2. Convert Given Mass to Moles:
The molar mass of Na is given as 22.99 g/mol.
We have 60.0 grams of Na. To find the moles of Na:
[tex]\[
\text{Moles of Na} = \frac{\text{mass of Na}}{\text{molar mass of Na}} = \frac{60.0 \text{ grams}}{22.99 \text{ g/mol}} \approx 2.6098303610265337 \text{ moles}
\][/tex]
3. Stoichiometric Conversion (Moles of Na to Moles of P):
According to the balanced equation, 3 moles of Na react with 1 mole of P. Therefore, we can find the moles of P required:
[tex]\[
\text{Moles of P} = \frac{\text{Moles of Na}}{3} = \frac{2.6098303610265337 \text{ moles}}{3} \approx 0.8699434536755112 \text{ moles}
\][/tex]
4. Convert Moles of P to Mass of P:
The molar mass of P is given as 30.97 g/mol.

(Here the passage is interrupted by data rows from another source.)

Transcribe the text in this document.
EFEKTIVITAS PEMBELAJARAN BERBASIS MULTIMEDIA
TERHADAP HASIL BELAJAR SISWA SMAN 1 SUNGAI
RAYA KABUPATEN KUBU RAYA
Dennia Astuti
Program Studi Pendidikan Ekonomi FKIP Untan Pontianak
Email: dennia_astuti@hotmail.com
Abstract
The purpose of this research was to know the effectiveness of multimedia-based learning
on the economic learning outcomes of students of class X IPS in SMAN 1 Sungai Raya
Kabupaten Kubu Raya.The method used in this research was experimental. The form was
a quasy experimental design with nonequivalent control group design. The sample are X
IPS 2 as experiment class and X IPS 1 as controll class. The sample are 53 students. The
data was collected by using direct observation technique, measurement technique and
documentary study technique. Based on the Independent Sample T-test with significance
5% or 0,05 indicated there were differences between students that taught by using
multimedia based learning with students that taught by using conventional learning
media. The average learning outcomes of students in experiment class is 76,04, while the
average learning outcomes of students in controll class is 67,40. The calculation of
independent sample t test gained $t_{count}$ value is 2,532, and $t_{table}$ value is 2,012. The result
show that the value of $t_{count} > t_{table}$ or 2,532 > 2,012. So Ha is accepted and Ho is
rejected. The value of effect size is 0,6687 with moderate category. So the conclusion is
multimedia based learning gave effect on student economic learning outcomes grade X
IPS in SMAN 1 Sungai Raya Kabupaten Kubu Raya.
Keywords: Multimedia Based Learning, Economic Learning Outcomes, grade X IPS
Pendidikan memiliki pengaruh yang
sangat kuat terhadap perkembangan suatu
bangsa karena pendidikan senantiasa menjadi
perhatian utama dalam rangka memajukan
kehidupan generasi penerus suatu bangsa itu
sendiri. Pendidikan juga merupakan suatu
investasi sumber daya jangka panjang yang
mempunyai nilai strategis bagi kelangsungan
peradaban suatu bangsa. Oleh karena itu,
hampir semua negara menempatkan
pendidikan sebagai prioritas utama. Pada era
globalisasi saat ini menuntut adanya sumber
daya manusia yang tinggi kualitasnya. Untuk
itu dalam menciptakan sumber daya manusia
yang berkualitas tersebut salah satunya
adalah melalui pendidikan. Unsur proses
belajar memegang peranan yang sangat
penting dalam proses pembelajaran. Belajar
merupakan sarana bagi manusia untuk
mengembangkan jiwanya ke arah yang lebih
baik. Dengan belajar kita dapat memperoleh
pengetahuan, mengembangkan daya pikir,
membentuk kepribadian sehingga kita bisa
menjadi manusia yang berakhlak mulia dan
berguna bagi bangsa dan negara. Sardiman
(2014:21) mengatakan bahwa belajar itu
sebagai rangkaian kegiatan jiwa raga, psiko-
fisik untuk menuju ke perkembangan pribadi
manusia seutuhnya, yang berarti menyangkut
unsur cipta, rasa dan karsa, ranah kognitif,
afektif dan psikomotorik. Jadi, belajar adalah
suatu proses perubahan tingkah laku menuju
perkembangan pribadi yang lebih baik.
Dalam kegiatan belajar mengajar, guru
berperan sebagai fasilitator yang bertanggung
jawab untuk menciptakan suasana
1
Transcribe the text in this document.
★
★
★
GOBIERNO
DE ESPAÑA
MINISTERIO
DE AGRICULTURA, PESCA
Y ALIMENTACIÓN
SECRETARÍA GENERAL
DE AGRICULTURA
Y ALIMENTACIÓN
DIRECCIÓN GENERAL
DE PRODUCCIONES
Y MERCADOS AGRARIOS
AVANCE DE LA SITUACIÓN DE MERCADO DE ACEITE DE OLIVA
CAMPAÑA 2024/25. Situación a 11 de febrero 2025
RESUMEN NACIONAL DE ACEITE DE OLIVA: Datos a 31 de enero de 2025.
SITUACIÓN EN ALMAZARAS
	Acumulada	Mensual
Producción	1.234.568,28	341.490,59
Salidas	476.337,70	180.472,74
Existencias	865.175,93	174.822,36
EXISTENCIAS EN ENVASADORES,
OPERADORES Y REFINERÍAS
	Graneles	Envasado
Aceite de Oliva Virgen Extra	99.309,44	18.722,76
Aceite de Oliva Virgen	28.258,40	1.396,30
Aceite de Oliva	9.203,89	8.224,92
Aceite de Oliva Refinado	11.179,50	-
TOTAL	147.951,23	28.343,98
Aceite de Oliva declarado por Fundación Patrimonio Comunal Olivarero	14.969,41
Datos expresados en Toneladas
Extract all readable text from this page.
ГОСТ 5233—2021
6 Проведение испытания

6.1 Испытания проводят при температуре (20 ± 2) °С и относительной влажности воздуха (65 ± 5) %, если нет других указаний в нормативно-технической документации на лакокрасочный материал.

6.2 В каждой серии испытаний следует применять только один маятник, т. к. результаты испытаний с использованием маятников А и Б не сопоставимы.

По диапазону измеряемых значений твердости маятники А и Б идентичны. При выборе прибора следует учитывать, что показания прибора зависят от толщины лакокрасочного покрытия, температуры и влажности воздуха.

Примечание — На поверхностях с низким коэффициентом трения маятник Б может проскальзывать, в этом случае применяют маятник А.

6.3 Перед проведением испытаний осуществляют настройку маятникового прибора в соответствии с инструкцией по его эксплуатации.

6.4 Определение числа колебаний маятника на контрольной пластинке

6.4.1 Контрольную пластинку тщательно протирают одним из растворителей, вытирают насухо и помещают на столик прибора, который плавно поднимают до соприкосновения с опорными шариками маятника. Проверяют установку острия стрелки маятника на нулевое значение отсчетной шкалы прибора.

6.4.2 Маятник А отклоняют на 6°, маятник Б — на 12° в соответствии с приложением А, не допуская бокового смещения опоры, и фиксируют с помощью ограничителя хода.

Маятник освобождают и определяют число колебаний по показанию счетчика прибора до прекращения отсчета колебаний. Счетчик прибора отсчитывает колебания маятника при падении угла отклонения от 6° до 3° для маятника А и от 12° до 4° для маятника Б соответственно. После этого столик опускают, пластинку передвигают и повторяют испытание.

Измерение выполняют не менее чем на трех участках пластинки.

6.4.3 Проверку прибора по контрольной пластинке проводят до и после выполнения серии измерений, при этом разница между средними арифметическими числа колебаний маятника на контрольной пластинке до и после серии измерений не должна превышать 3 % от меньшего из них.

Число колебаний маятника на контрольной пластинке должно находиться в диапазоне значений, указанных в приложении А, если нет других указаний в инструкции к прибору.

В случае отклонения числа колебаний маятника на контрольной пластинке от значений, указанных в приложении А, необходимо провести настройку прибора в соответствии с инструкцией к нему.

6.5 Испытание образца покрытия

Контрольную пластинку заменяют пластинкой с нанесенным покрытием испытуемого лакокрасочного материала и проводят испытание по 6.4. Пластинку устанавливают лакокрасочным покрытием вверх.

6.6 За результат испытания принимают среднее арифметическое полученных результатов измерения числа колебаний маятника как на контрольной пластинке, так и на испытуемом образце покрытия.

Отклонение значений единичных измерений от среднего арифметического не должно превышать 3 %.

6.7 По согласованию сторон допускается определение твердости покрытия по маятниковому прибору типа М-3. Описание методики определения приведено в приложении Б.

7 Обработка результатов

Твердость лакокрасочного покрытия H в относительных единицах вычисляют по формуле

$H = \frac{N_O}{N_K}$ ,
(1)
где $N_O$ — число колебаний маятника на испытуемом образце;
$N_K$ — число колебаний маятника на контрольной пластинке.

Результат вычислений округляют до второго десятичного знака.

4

Now, we can find the mass of P:
[tex]\[
\text{Mass of P used} = \text{moles of P} \times \text{molar mass of P} = 0.8699434536755112 \text{ moles} \times 30.97 \text{ g/mol} \approx 26.942148760330582 \text{ grams}
\][/tex]
So, the mass of phosphorus used up in the reaction is approximately 26.94 grams.
If you have any further questions or need any additional clarifications, feel free to ask!